I remember when I was a kid, reading a Disney book on science (they had them) that stated if the empty space between the nucleus and electron shells of atoms could be eliminated, you could fit 50,000 navy battleships into the dimensions of a baseball.
Just think...if you could eliminate the empty space between the nucleus and electrons then there would be no fat people.
>the empty space between the nucleus and electron shells of atoms...
A question. If the speed of light in a vacuum is a constant and and a vacuum is a space devoid of matter, “space” is not perfect and even the deepest interstellar void has a density of an atom per cubic whatever (meter, light year, etc).
At the atomic scale a photon traveling through a semi-transparent substance is in a “space devoid of matter”, yet the speed of the photon is less than c as given by the refractive index of the material it is passing through.
Looks to me that there is something I’m missing here.
There’s another question that has me a bit confused.

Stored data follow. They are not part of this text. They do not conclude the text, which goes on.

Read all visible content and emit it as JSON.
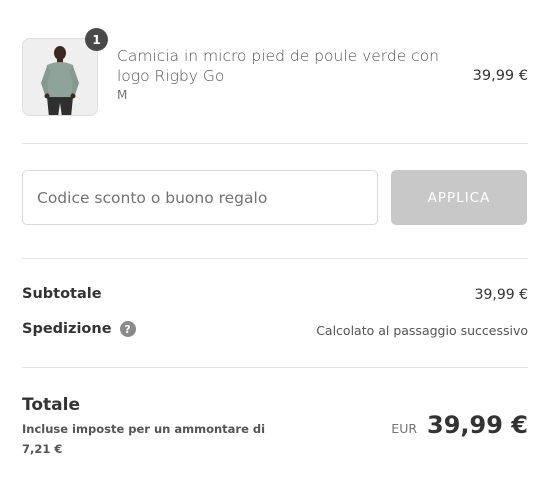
{
  "cart_item": {
    "quantity": "1",
    "name": "Camicia in micro pied de poule verde con logo Rigby Go",
    "variant": "M",
    "price": "39,99 €"
  },
  "discount": {
    "placeholder": "Codice sconto o buono regalo",
    "apply_label": "APPLICA"
  },
  "summary": {
    "subtotal_label": "Subtotale",
    "subtotal_value": "39,99 €",
    "shipping_label": "Spedizione",
    "shipping_value": "Calcolato al passaggio successivo",
    "help_glyph": "?"
  },
  "total": {
    "label": "Totale",
    "tax_note": "Incluse imposte per un ammontare di 7,21 €",
    "currency": "EUR",
    "amount": "39,99 €"
  }
}
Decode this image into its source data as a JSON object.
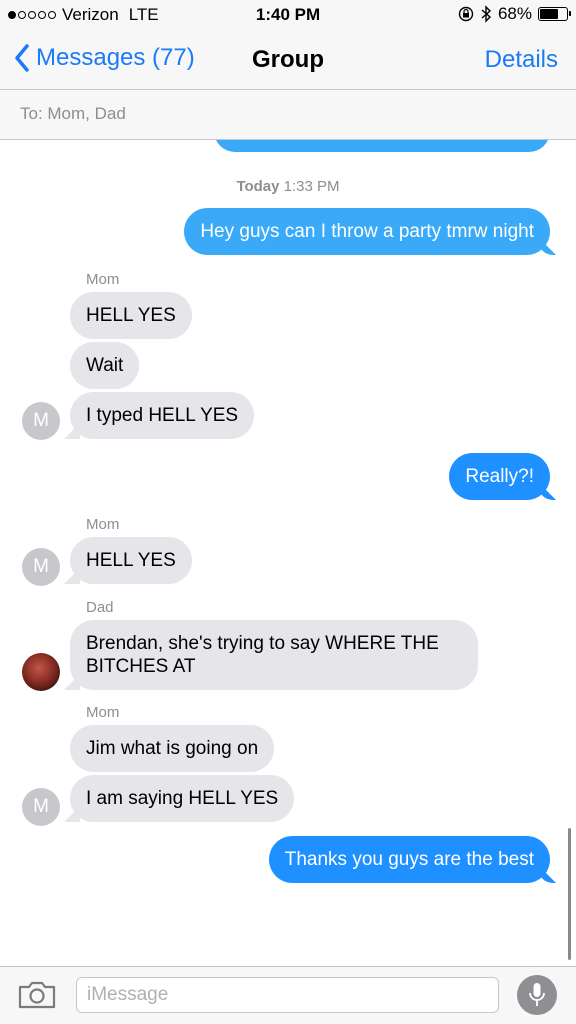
{
  "status_bar": {
    "carrier": "Verizon",
    "network": "LTE",
    "time": "1:40 PM",
    "battery": "68%",
    "battery_level": 0.68,
    "signal_bars": 1
  },
  "nav": {
    "back_label": "Messages (77)",
    "title": "Group",
    "details_label": "Details"
  },
  "recipients": "To: Mom, Dad",
  "timestamp": {
    "day": "Today",
    "time": "1:33 PM"
  },
  "messages": [
    {
      "text": "Hey guys can I throw a party tmrw night"
    },
    {
      "sender": "Mom",
      "text": "HELL YES"
    },
    {
      "text": "Wait"
    },
    {
      "text": "I typed HELL YES",
      "avatar": "M"
    },
    {
      "text": "Really?!"
    },
    {
      "sender": "Mom",
      "text": "HELL YES",
      "avatar": "M"
    },
    {
      "sender": "Dad",
      "text": "Brendan, she's trying to say WHERE THE BITCHES AT"
    },
    {
      "sender": "Mom",
      "text": "Jim what is going on"
    },
    {
      "text": "I am saying HELL YES",
      "avatar": "M"
    },
    {
      "text": "Thanks you guys are the best"
    }
  ],
  "composer": {
    "placeholder": "iMessage",
    "value": ""
  },
  "colors": {
    "accent": "#1a7af8",
    "outgoing": "#1e90ff",
    "incoming": "#e5e5ea"
  },
  "icons": [
    "chevron-left-icon",
    "camera-icon",
    "microphone-icon",
    "lock-rotation-icon",
    "bluetooth-icon",
    "battery-icon"
  ]
}
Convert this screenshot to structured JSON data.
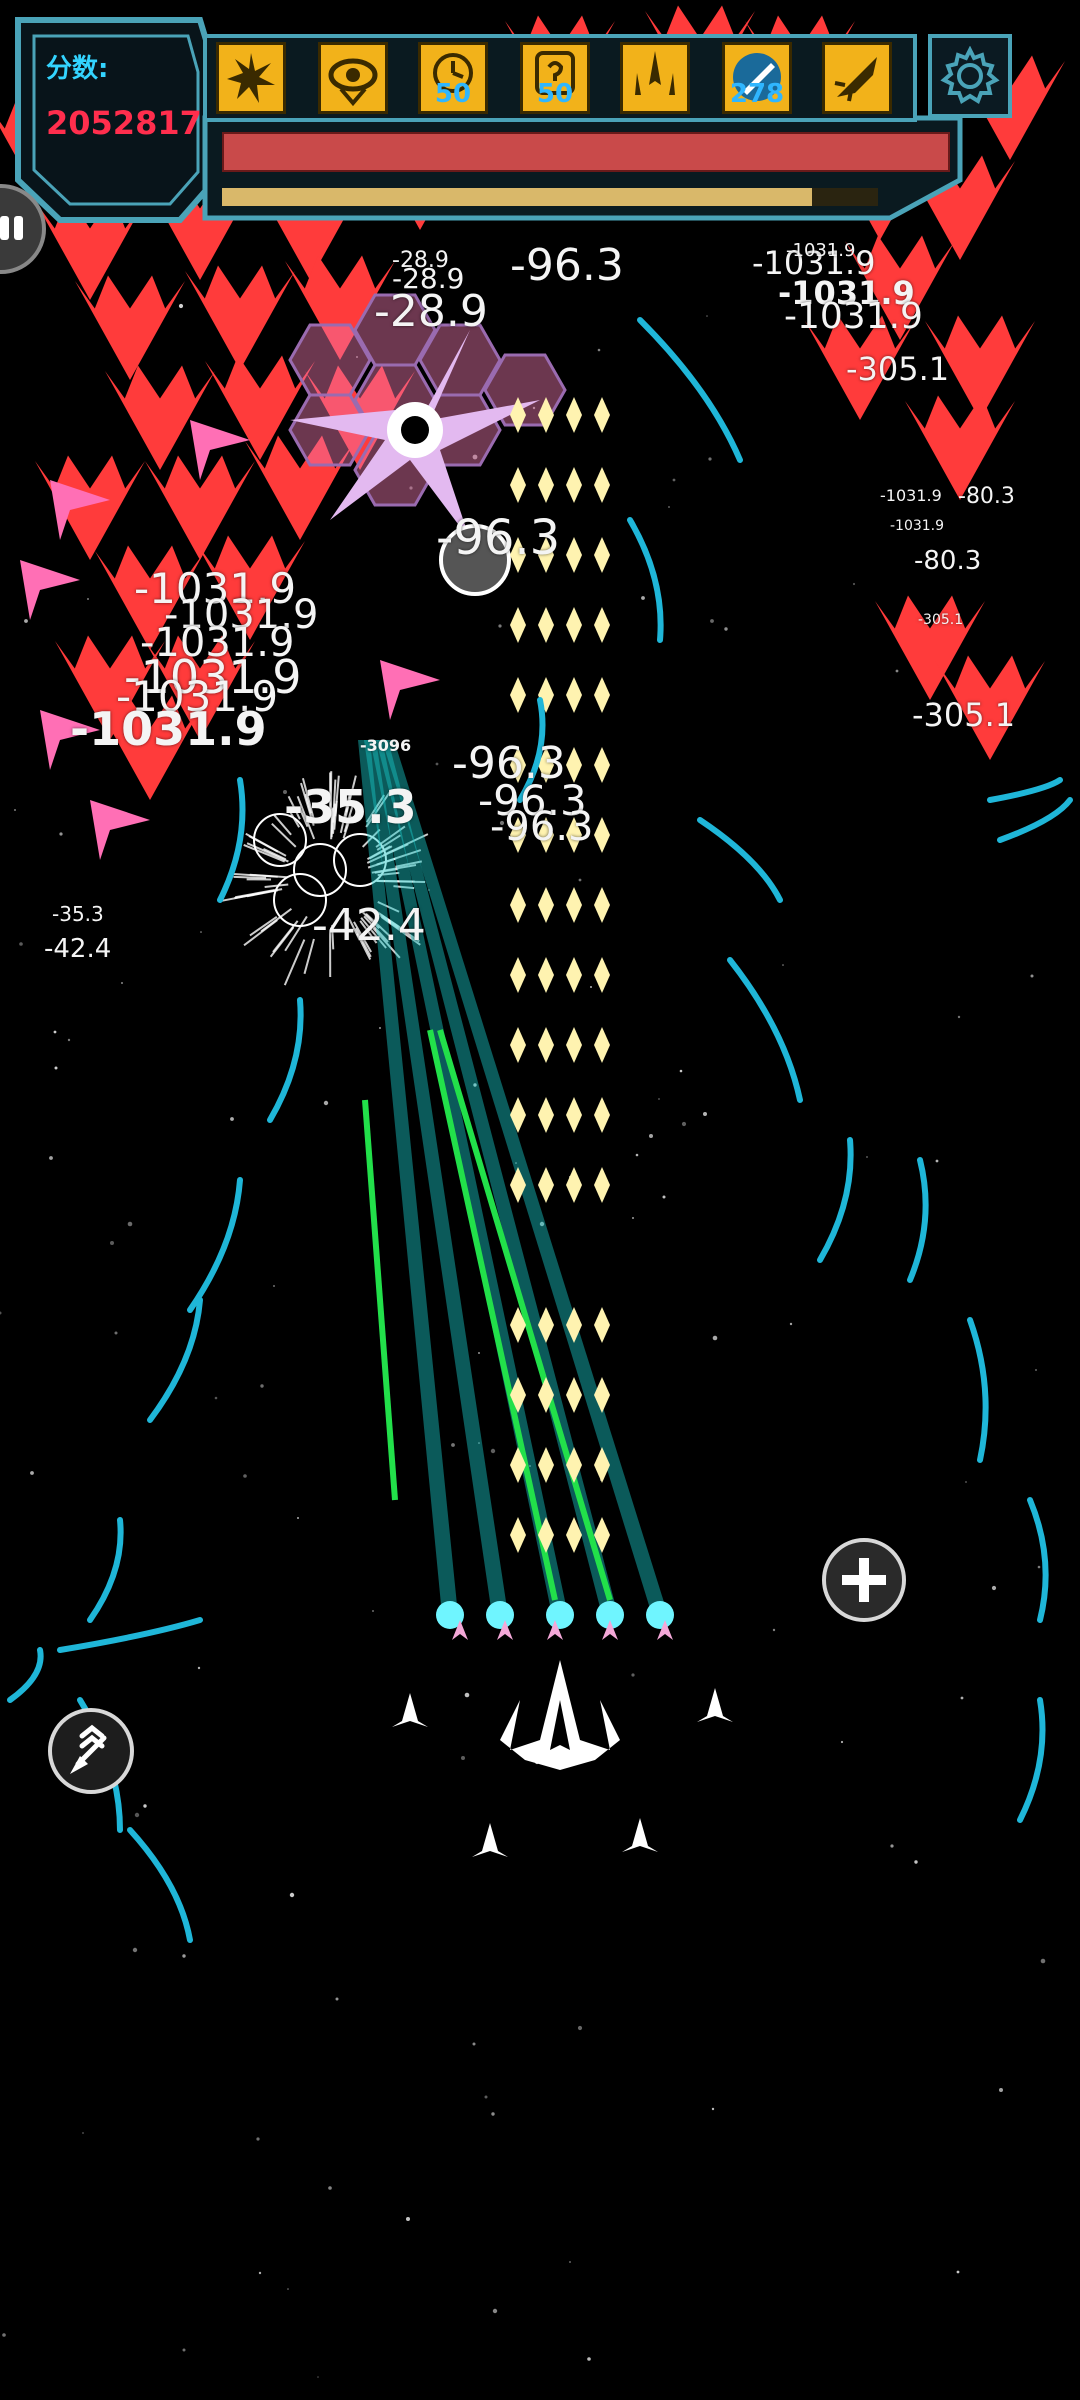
{
  "hud": {
    "score_label": "分数:",
    "score_value": "2052817",
    "skills": [
      {
        "icon": "burst-icon",
        "count": ""
      },
      {
        "icon": "eye-shield-icon",
        "count": ""
      },
      {
        "icon": "radar-clock-icon",
        "count": "50"
      },
      {
        "icon": "mystery-icon",
        "count": "50"
      },
      {
        "icon": "wingmen-icon",
        "count": ""
      },
      {
        "icon": "missile-icon",
        "count": "278"
      },
      {
        "icon": "jet-icon",
        "count": ""
      }
    ],
    "settings_icon": "gear-icon",
    "health_fill": 1.0,
    "energy_fill": 0.9,
    "colors": {
      "frame": "#4aa3b8",
      "skill_bg": "#f2b21a",
      "health": "#c94a4a",
      "energy": "#d9b86a",
      "score": "#ff2e4d",
      "score_label": "#33d4ff"
    }
  },
  "damage_numbers": [
    "-28.9",
    "-28.9",
    "-28.9",
    "-96.3",
    "-1031.9",
    "-1031.9",
    "-1031.9",
    "-1031.9",
    "-305.1",
    "-1031.9",
    "-80.3",
    "-1031.9",
    "-80.3",
    "-305.1",
    "-305.1",
    "-96.3",
    "-1031.9",
    "-1031.9",
    "-1031.9",
    "-1031.9",
    "-1031.9",
    "-1031.9",
    "-3096",
    "-96.3",
    "-96.3",
    "-96.3",
    "-35.3",
    "-42.4",
    "-35.3",
    "-42.4"
  ],
  "controls": {
    "add_icon": "plus-icon",
    "boost_icon": "rocket-boost-icon",
    "pause_icon": "pause-icon"
  },
  "colors": {
    "enemy": "#ff3b3b",
    "enemy_pink": "#ff6fb5",
    "laser": "#19c7c7",
    "green_laser": "#22e04a",
    "bullet": "#fff3b0",
    "streak": "#1fb6d8"
  }
}
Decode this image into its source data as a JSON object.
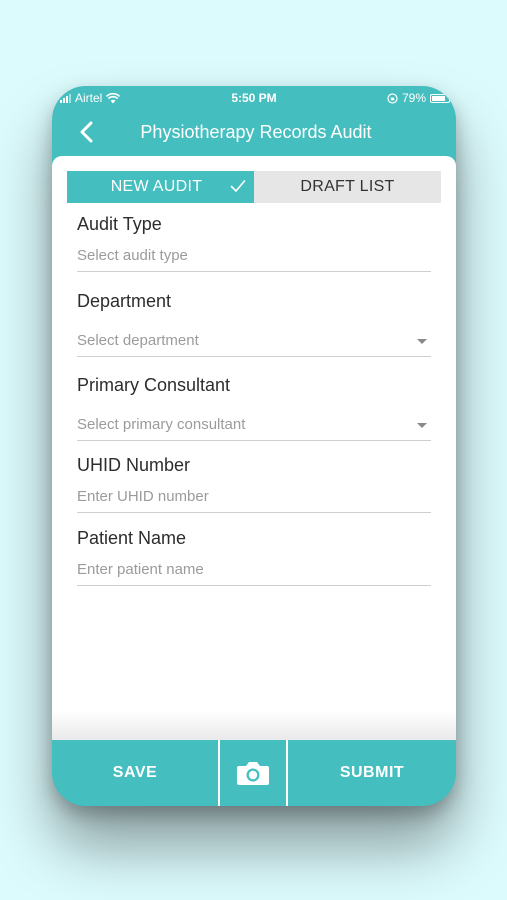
{
  "status_bar": {
    "carrier": "Airtel",
    "time": "5:50 PM",
    "battery": "79%",
    "battery_level": 0.79
  },
  "nav": {
    "title": "Physiotherapy Records Audit",
    "back_icon": "chevron-left-icon"
  },
  "tabs": {
    "new_audit": "NEW AUDIT",
    "draft_list": "DRAFT LIST",
    "active": "new_audit"
  },
  "form": {
    "audit_type": {
      "label": "Audit Type",
      "placeholder": "Select audit type"
    },
    "department": {
      "label": "Department",
      "placeholder": "Select department"
    },
    "primary_consultant": {
      "label": "Primary Consultant",
      "placeholder": "Select primary consultant"
    },
    "uhid": {
      "label": "UHID Number",
      "placeholder": "Enter UHID number"
    },
    "patient_name": {
      "label": "Patient Name",
      "placeholder": "Enter patient name"
    }
  },
  "bottom_bar": {
    "save": "SAVE",
    "camera_icon": "camera-icon",
    "submit": "SUBMIT"
  },
  "colors": {
    "accent": "#45bebf",
    "background": "#dcfbfd",
    "tab_inactive": "#e6e6e6",
    "placeholder": "#9b9b9b"
  }
}
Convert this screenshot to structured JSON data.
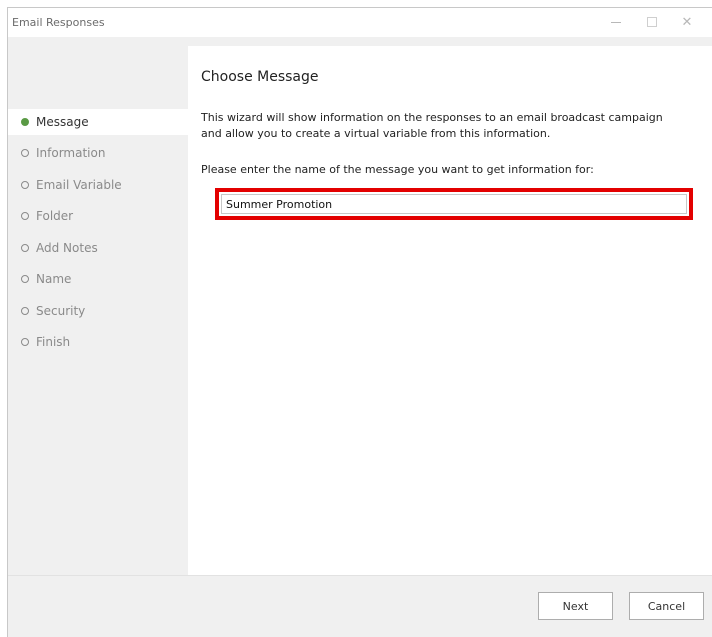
{
  "window": {
    "title": "Email Responses",
    "controls": {
      "minimize_icon": "minimize-icon",
      "maximize_icon": "maximize-icon",
      "close_icon": "close-icon",
      "close_glyph": "✕"
    }
  },
  "steps": [
    {
      "label": "Message",
      "active": true
    },
    {
      "label": "Information",
      "active": false
    },
    {
      "label": "Email Variable",
      "active": false
    },
    {
      "label": "Folder",
      "active": false
    },
    {
      "label": "Add Notes",
      "active": false
    },
    {
      "label": "Name",
      "active": false
    },
    {
      "label": "Security",
      "active": false
    },
    {
      "label": "Finish",
      "active": false
    }
  ],
  "main": {
    "title": "Choose Message",
    "description_line1": "This wizard will show information on the responses to an email broadcast campaign",
    "description_line2": "and allow you to create a virtual variable from this information.",
    "prompt": "Please enter the name of the message you want to get information for:",
    "message_value": "Summer Promotion"
  },
  "buttons": {
    "next": "Next",
    "cancel": "Cancel"
  },
  "colors": {
    "active_step": "#5a9a45",
    "highlight_border": "#e30000"
  }
}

If a “big-bang” is a given, (not quite sure how or if Plank Space or the Vacuum Energy field (whatever that is) could have been around BEFORE the Universe popped into existence), matter and energy being interchangeable, the sum total of each at any point in time during the existence of the Universe would be the same. A Universe a picosecond old would be really really hot and dense but also very very small, an elderly Universe tens or hundreds of billion years old would be way way colder and less dense as well as being Hugh (and series) but both would have exactly the same total amount of matter and energy.
The one thing that I have never seen factored in to the question of the missing mass is weather the massive quantity of kinetic energy from all the “Stuff” moving through space, some portion of it moving at some percentage of C, thus increasing it’s mass the closer to c it gets, might negate the need for “dark matter”
Am I all wet or perhaps just covered in quantum foam?